Ragioni e torti al “Corriere della Sera”

martedì 20 giugno 2023


Puntualizzazioni, punzecchiature, modi diversi di concepire il futuro del giornale, divergenze sull’utilizzo del palazzo di Via Solferino. Dopo due giorni di sciopero e le dimissioni di tre dei cinque membri del Comitato di redazione (che sarà rinnovato a fine mese) tutta la vicenda è stata portata all’attenzione dei lettori del primo quotidiano italiano. È ormai evidente che tra l’assemblea (il documento da pubblicare era stato redatto da 8 redattori dei settori economico-sindacale) e l’editore Urbano Cairo le relazioni industriali sono deteriorate. È dovuto intervenire il direttore Luciano Fontana a indurre l’editore a non trincerarsi dietro la mancata firma del Cdr, abilitato istituzionalmente dall’articolo 34 del contratto, e a non opporsi alla pubblicazione della lunga nota su quanto sta accadendo nel quotidiano milanese. Il racconto parte dalla constatazione che non si tratta soltanto di rivendicazioni economiche e dall’acida replica di Cairo, presidente e amministratore delegato del Gruppo Rcs (“guadagnate tanto, in una redazione nella quale la media delle retribuzioni è pari a 90mila euro lordi”). In realtà, nessuna delle due parti disconosce che i dati ricavati dalla vendita nelle edicole, dagli abbonamenti digitali, dalla pubblicità non siano soddisfacenti.

Il quotidiano milanese resta il più venduto in Italia. Ha confermato autorevolezza anche in Europa. Cosa non va allora? Il problema principale sono le relazioni industriali. Non vanno verso il verso giusto da tempo. I contrasti sindacali derivano soprattutto da alcune impostazioni autoritarie dell’azionista di maggioranza che ha anche altri interessi editoriali e calcistici (è proprietario del Torino calcio). A Cairo la redazione riconosce di aver effettuato assunzioni: con le ultime 56, l’organico è passato a 489 dipendenti, 295 collaboratori con contratto e 520 collaboratori a borderò. Avendo, inoltre, incorporato 104 giornalisti delle edizioni locali, l’ammontare dei professionisti a busta paga sono saliti a 1.304. A fronte di questo e alla crisi dell’editoria italiana ed europea l’editore rivendica altri due punti di successo: gli abbonamenti digitali sono saliti a 520mila e la sede storica di Via Solferino è stata riacquistata, in considerazione del valore simbolico consolidato da oltre cento anni di vita. E proprio sui lavori di ristrutturazione della sede si sono appuntate le critiche dei redattori per la sistemazione di uffici per l’editore Urbano Cairo, il direttore generale Alessandro Bompieri e il responsabile delle risorse umane Vito Ribaudo”.

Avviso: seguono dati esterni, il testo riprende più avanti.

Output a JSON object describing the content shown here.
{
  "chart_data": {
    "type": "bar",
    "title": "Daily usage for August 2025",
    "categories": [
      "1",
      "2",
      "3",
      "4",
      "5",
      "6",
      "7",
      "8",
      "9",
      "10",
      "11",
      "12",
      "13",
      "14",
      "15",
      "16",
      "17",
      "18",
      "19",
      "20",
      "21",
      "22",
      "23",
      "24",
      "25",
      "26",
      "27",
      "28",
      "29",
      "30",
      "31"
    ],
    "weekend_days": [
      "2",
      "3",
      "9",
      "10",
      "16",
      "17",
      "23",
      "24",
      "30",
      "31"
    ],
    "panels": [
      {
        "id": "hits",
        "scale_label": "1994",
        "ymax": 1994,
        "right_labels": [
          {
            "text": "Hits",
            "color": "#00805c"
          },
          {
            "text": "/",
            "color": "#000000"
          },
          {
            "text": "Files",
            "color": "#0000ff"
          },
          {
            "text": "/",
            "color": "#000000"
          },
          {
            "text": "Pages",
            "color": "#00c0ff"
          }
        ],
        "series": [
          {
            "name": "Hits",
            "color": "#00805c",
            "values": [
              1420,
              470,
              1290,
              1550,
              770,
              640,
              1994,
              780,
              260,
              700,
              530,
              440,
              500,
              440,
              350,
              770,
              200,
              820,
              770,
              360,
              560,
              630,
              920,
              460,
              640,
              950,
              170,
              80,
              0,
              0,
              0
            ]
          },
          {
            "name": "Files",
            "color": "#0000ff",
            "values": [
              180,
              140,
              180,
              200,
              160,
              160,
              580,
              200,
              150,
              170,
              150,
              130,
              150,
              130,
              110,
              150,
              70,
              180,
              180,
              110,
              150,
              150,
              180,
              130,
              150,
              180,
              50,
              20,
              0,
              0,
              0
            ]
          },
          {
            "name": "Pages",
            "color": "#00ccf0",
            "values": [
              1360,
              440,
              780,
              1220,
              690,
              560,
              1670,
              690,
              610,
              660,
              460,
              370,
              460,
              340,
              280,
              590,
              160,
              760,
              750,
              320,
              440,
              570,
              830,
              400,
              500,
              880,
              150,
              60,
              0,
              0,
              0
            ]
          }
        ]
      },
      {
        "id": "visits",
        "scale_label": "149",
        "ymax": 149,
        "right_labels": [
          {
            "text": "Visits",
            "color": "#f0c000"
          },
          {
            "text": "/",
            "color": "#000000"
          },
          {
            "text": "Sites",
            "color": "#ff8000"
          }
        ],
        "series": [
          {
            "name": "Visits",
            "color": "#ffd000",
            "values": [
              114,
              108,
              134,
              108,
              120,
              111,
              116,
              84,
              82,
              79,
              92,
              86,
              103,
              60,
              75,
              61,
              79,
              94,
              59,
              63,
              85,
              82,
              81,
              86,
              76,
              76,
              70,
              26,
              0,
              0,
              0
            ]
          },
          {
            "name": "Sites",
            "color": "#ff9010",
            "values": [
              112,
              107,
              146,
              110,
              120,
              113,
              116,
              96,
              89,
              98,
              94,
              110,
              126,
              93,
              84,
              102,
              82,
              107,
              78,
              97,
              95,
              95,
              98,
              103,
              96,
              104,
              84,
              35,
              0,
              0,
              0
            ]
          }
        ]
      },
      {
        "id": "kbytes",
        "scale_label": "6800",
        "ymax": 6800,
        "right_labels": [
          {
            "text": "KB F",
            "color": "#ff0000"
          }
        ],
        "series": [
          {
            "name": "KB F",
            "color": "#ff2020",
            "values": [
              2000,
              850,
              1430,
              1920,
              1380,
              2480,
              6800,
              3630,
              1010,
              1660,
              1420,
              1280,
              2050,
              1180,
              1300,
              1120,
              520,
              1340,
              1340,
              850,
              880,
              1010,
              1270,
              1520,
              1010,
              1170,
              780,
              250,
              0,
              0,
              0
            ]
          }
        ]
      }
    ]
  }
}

Una scelta, scrive l’assemblea, che rischia di violare una legge non scritta ma che è stata la vera forza del Corriere della Sera, quella che impone una netta separazione degli spazi: “da una parte i giornalisti e da un’altra parte i rappresentanti dell’azienda”. Si aggiunge anche che da troppo tempo “la linea rossa che deve separare informazione e marketing è sempre più sfumata, fino ad arrivare a commistioni che fanno male all’immagine e alla tradizione di autonomia del giornale”. Preoccupano i redattori altri due aspetti. I mezzi tecnologici sono spesso inadeguati, il sistema editoriale presenta gravi bug operativi, mancano figure tecniche per lo sviluppo digitale. Il secondo aspetto è il peggioramento delle condizioni di lavoro, come evidenziato dallo sciopero per strappare 6 giorni di Smart working al mese e difendere l’aggiornamento professionale che fa parte delle buste paga da sempre. In definitiva, secondo l’assemblea dei redattori (130 sì su 168 presenti) le risposte dell’azienda “sono irrisorie in un gruppo che ha dichiarato cospicui utili e distribuito dividendi”.